Sebagian besar partikel plutonium di stratosfer dihitung berdasarkan konsentrasi dan tingkat peluruhan dimana seharusnya partikel tersebut hanya bertahan antara tahun 1964 hingga 1982. Karena pada tahun-tahun bebasnya negara menguji ledakan nuklir di udara, saat itu diberlakukan Limited Test Ban Treaty pada tahun 1963 sehingga percobaan meledakkan nuklir dipermukaan bumi mulai terhenti. Negara tersebut adalah Amerika, Inggris dan Uni Soviet. Tetapi ada dua negara yang masih terus meledakkan nuklir di udara yaitu Perancis dan Cina, bahkan pernah meledakkan nuklir berkekuatan multi megaton. Lebih lanjut tentang serangkaian uji coba nuklir bisa diakses di halaman Wikipedia.
Yang paling berpengaruh adalah uji coba ledakan nuklir di atmosfer, umumnya menggunakan menara, roket, balon gas, dan dijatuhkan dari pesawat terbang. Ledakan nuklir ini akan menarik kotoran dan puing-puing bersama awan jamur yang mengakibatkan radiasi tinggi di udara. Pengujian Exoatmospheric mengacu pada uji coba ledakan nuklir yang diangkut dengan roket, dimana ledakan ini mampu menghasilkan pulse elektromagnetik nuklir (NEMP) ketika meledak dilapisan Ionosfer. Akibat ledakan ini juga menghasilkan kekuatan geomagnetik sehingga terlihat aurora di angkasa.

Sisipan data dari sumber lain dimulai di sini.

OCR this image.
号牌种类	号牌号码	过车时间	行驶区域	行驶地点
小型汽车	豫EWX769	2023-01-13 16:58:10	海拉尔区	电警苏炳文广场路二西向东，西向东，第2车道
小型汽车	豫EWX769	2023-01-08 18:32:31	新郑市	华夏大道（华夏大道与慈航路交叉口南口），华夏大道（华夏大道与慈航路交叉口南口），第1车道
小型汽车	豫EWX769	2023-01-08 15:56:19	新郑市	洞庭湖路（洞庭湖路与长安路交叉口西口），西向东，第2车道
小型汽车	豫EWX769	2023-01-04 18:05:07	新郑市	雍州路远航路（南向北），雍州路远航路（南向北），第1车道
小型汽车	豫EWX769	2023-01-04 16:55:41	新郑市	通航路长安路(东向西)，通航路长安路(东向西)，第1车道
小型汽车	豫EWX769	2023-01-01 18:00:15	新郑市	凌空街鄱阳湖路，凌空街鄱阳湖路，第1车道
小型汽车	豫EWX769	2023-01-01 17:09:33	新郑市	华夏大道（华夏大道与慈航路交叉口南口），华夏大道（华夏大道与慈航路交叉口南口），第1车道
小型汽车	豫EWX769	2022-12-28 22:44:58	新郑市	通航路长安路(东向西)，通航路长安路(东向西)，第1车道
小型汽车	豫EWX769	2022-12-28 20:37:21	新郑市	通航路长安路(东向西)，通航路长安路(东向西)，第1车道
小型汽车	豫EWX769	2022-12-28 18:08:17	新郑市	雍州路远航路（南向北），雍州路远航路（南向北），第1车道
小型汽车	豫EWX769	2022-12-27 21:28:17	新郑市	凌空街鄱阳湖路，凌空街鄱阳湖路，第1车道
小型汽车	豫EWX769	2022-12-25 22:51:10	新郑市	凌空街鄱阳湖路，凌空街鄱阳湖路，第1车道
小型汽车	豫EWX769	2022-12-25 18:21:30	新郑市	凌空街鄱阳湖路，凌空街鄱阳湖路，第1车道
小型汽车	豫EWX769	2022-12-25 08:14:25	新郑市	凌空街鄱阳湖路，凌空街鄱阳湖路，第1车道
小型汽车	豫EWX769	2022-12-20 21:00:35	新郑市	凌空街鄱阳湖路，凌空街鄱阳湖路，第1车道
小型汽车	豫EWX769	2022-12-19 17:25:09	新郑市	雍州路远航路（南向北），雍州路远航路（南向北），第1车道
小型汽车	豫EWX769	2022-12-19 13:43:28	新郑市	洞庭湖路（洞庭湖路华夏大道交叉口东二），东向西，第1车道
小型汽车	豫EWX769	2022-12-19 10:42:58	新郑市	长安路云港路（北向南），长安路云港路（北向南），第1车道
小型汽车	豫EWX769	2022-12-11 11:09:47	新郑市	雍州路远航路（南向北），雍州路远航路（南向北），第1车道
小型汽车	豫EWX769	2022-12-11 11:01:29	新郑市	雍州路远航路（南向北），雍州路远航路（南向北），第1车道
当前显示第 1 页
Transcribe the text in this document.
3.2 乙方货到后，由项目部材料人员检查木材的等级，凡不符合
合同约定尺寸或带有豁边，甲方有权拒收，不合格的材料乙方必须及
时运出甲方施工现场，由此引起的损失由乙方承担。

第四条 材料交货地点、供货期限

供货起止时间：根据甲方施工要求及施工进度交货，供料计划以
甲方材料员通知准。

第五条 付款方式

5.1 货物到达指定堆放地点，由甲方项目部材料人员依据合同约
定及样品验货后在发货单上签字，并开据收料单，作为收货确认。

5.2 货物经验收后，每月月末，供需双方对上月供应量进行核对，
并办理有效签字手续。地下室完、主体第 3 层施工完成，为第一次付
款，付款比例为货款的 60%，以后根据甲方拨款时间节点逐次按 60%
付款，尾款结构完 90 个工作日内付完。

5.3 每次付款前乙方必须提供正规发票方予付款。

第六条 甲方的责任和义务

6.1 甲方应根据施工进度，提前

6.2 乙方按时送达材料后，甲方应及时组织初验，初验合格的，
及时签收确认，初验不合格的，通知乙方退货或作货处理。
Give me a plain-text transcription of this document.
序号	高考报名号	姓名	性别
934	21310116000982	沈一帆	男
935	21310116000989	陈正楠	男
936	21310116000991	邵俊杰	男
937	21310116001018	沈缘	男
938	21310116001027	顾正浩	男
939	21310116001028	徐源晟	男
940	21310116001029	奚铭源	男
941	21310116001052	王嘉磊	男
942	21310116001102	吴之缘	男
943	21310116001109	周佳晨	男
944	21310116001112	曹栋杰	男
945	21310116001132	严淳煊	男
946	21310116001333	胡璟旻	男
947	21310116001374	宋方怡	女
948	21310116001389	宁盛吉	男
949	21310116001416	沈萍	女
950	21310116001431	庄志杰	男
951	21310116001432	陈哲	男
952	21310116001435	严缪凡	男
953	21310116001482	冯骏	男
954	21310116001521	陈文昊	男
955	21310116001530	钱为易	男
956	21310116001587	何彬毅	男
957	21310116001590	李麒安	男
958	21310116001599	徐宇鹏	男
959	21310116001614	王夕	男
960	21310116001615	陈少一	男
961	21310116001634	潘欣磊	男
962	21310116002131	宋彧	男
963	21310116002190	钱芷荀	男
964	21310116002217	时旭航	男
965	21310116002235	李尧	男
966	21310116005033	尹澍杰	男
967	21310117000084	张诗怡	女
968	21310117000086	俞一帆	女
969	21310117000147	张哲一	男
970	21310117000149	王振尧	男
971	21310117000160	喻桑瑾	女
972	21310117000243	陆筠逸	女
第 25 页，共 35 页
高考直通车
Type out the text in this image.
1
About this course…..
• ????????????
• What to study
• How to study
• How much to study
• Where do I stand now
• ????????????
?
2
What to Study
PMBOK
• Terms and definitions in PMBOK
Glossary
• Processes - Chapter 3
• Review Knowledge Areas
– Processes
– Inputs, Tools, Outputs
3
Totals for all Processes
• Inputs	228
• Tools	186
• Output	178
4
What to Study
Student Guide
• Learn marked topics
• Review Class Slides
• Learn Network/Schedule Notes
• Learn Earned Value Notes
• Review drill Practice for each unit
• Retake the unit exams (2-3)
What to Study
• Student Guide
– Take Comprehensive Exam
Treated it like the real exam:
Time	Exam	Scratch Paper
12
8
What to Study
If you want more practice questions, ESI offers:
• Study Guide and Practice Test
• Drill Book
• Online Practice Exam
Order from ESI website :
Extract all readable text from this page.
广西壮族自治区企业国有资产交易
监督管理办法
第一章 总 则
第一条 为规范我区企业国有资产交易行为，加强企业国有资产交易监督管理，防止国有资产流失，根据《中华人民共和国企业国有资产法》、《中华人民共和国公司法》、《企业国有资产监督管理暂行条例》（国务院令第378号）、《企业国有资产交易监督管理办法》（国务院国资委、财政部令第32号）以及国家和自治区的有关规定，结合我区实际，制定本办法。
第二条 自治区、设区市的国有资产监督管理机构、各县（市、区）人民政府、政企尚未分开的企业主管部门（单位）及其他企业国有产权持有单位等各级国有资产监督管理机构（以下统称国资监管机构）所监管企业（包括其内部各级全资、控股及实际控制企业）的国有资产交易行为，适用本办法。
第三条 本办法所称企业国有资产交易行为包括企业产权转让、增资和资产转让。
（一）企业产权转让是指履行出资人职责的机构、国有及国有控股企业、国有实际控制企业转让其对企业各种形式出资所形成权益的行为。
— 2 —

Temuan radioaktif itu mengandung tingkat plutonium dan cesium (materi lain dari uji coba nuklir) mencapai tiga kali lipat lebih tinggi dari tingkat yang ditemukan pada Aerosol permukaan tanah. Tentu saja, hal ini sangat bertentangan dengan penelitian Aerosol sebelumnya dimana mereka pada waktu itu menemukan tingkat lebih rendah di seluruh lapisan troposfer. Letusan yang teramat kuat pada gunung berapi Eyjafjallajokull telah mendistribusikan Radionuklida Antropogenik (partikel radioaktif akibat aktifitas manusia) yang berada di lapisan atmosfer bawah, tidak menutup kemungkinan radioaktif ini turun ke permukaan bumi.

Hasil temuan ini dianggap tidak berbahaya oleh kalangan ilmuwan, manusia tidak perlu khawatir jika sewaktu-waktu mereka menjalani serangkaian tes tidak akan mengalami gangguan kanker akibat partikel plutonium di lapisan stratosfer. Hal ini justru membantu ilmuwan untuk mempelajari pergerakan partikel plutonium melalui atmosfer sebagai penanda sirkulasi udara. Ilmuwan memperkirakan waktu rata-rata partikel bertahan di stratosfer berkisar 2.5 hingga 5 tahun, jauh lebih lama dari dugaan sebelumnya.